My eyes were opened when I recently attended a worship service with a friend who also knows very little Spanish.  Elmer’s wife sat behind us, translating as he delivered his sermon.  He preached on the David & Goliath text.  He pointed out that no one expected David, the least of all his kin, to be chosen to face the giant, much less to emerge a hero.  He preached that David had God on his side, as do we all.  He preached to this vulnerable, fragile community that if they come for you, don’t hide under the bed, but when they take you away, let your children see what you are fighting for.  I probably don’t need to add that this was a deeply humbling experience.

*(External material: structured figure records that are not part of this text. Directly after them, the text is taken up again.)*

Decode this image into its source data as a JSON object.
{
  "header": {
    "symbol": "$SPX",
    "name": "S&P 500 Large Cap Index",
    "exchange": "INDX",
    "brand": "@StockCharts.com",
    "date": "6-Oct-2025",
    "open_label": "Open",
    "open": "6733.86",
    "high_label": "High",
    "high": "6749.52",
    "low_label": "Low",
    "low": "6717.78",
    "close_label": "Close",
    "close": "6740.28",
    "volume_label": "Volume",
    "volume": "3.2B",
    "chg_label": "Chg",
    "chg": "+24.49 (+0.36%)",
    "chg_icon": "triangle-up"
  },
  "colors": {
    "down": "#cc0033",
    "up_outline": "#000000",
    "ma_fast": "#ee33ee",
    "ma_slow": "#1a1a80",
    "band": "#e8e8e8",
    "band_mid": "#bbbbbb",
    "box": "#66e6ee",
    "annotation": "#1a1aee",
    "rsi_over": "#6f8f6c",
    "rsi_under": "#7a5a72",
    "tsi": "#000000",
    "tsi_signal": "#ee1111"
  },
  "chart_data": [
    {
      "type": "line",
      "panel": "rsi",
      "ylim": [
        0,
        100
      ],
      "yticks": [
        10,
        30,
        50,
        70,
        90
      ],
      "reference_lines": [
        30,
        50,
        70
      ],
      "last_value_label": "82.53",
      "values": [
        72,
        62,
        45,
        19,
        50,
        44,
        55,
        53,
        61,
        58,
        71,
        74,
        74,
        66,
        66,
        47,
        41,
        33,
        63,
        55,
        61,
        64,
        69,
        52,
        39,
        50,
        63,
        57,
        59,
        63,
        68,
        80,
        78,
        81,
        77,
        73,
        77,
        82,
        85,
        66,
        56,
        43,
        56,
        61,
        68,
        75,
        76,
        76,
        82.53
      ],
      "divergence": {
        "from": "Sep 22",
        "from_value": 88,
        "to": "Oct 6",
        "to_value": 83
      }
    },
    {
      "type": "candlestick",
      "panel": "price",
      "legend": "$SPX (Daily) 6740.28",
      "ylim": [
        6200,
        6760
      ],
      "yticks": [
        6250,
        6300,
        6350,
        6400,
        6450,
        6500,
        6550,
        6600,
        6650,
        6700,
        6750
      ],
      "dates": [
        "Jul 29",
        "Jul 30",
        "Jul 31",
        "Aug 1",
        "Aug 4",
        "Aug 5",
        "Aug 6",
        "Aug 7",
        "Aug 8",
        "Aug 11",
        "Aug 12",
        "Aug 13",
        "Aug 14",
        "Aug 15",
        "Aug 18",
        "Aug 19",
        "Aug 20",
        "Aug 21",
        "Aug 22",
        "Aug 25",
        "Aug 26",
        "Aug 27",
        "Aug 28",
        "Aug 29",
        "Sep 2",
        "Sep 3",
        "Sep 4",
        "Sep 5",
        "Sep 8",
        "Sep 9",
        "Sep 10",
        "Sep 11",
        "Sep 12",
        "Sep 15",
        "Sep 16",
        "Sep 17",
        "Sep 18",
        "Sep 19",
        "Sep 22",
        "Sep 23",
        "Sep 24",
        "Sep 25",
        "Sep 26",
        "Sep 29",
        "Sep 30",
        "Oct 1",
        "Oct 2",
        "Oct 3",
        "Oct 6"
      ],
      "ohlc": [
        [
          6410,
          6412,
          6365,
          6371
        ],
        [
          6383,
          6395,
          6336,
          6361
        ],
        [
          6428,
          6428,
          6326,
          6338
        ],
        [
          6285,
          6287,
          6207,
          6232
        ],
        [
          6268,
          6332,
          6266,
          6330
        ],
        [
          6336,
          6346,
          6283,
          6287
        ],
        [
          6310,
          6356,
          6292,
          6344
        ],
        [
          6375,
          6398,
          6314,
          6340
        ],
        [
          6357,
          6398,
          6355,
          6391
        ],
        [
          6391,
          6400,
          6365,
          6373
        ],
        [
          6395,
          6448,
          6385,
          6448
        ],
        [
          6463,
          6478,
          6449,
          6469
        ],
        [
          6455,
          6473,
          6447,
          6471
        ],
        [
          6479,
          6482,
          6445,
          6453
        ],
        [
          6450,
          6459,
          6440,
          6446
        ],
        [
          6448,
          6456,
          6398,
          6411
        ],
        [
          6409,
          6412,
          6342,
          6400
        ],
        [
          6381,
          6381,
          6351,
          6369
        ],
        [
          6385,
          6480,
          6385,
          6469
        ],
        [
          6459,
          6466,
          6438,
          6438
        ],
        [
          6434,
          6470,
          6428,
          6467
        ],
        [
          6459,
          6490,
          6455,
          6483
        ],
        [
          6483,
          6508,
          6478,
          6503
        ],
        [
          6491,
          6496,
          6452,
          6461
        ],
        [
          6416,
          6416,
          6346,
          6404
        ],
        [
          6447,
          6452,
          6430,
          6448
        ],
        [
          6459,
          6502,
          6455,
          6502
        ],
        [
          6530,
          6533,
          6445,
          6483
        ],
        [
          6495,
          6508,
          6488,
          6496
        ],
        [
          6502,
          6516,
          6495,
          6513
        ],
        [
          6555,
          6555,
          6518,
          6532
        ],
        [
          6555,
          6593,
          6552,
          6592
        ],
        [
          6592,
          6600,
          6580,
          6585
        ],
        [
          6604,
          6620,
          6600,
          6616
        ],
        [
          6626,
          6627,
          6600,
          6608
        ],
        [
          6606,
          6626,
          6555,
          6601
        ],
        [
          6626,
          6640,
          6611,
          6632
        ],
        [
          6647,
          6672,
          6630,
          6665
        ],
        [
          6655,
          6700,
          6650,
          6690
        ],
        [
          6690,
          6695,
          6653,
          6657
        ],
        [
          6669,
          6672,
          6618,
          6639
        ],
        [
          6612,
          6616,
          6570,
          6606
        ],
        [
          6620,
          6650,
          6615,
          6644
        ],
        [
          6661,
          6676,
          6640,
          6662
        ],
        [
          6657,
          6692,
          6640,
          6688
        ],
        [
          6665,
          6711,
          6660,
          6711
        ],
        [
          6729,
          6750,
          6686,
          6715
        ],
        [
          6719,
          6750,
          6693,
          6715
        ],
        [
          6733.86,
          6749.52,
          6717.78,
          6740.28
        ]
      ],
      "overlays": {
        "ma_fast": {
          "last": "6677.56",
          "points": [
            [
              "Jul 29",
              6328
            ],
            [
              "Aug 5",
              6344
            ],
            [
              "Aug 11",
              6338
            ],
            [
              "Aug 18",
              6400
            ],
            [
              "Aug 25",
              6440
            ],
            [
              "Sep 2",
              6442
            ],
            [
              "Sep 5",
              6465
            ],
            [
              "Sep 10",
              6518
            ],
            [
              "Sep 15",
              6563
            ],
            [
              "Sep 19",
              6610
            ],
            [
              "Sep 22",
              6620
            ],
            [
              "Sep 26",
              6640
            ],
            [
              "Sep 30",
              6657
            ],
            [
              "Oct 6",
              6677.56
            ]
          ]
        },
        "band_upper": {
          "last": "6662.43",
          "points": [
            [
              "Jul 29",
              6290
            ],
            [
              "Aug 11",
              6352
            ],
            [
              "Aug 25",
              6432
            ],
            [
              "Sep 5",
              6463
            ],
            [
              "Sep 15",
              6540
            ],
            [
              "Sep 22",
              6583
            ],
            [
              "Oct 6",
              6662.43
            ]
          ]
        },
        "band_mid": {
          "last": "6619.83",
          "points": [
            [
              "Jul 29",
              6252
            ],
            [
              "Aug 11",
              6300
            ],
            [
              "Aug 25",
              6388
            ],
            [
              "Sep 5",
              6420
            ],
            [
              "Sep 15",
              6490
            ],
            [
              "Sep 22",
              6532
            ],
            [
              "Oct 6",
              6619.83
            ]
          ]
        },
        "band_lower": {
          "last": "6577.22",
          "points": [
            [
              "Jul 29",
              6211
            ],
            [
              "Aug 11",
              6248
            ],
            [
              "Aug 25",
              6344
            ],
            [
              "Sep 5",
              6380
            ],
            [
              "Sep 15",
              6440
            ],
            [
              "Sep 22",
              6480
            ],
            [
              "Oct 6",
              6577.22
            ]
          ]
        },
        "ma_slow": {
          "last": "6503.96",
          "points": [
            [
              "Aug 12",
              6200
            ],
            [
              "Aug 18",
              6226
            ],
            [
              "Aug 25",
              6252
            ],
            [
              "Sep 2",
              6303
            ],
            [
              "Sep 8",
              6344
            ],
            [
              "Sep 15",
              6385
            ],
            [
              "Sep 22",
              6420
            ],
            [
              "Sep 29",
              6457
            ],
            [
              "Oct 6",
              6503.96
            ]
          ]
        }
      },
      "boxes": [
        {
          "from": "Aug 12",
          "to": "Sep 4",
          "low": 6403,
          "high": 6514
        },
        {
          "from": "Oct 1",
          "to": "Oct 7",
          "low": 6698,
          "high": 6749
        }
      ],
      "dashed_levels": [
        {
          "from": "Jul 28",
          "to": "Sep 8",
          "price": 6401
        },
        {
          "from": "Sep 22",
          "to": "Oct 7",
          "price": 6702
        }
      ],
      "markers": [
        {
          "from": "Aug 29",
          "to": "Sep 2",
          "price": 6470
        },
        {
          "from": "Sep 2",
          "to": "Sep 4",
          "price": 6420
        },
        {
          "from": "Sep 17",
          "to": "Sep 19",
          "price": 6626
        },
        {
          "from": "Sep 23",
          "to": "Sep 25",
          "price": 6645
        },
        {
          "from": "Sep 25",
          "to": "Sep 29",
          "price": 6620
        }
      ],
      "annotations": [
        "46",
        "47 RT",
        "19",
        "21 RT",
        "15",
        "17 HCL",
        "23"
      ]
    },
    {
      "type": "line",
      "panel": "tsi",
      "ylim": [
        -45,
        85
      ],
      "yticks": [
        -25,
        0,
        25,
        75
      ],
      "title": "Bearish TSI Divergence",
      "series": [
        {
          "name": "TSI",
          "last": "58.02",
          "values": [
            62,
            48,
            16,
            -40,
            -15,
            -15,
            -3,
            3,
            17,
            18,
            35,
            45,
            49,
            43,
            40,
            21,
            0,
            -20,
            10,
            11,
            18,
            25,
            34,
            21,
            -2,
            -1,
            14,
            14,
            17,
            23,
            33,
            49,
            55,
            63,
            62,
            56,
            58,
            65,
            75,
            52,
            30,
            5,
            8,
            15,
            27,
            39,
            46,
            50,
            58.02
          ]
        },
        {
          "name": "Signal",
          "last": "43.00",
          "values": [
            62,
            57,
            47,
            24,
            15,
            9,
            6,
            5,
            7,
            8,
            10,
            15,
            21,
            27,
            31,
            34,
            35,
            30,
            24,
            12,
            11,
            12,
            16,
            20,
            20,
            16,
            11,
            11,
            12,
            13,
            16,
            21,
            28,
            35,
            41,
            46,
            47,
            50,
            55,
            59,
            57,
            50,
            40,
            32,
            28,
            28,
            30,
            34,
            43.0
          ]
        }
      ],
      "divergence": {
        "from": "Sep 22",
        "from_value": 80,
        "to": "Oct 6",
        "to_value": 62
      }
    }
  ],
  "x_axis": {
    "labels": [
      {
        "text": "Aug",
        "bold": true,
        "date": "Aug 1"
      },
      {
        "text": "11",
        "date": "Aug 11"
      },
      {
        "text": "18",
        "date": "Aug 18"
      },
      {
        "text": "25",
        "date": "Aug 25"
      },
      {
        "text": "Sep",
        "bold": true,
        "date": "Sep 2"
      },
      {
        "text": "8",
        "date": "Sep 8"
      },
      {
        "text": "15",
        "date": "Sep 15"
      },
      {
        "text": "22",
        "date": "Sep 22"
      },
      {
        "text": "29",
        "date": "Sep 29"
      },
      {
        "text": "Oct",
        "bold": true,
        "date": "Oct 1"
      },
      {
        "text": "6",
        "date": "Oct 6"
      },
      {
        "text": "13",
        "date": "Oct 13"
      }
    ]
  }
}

God of compassion, we thank you for those you send to walk with the most vulnerable during frightening times.  Amen.

Written by Carol Pye



Today’s Reading | Micah 6:8                                    Sunday | April 9


He has told you, human one, what is good and what the Lord requires from you: to do justice, embrace faithful love, and walk humbly with your God.


I had been struggling to sing. My voice was cracking, I couldn’t hit my high notes, I would cough when trying to sing certain notes. The ENT had discovered a small lesion on my vocal fold, and the prescription was vocal rest. I had to go the entire summer of 2014 without singing?! And only speaking at half volume and only when necessary?! Singing is who I am, my connection with God and with my own spirit. How would I survive?! I headed to Cherokee Park to walk and think and pray (yell at God?). And then, I encountered this. I stopped. I stood there for a long time. “Out of the darkness and into the light.” I had to trust that something good would come out of this mess. I snapped this photo on my phone, and to this day I keep it as a reminder that there will be times of darkness and that light will follow. And light did follow. I have my voice back, better than ever. And that summer of “half volume” made me more patient and a better listener. I certainly learned something about walking humbly with God.


Creator God, thank you for using nature to remind us of the Truth that you are always with us in times of darkness and that out of the darkness, light and good can come. Amen.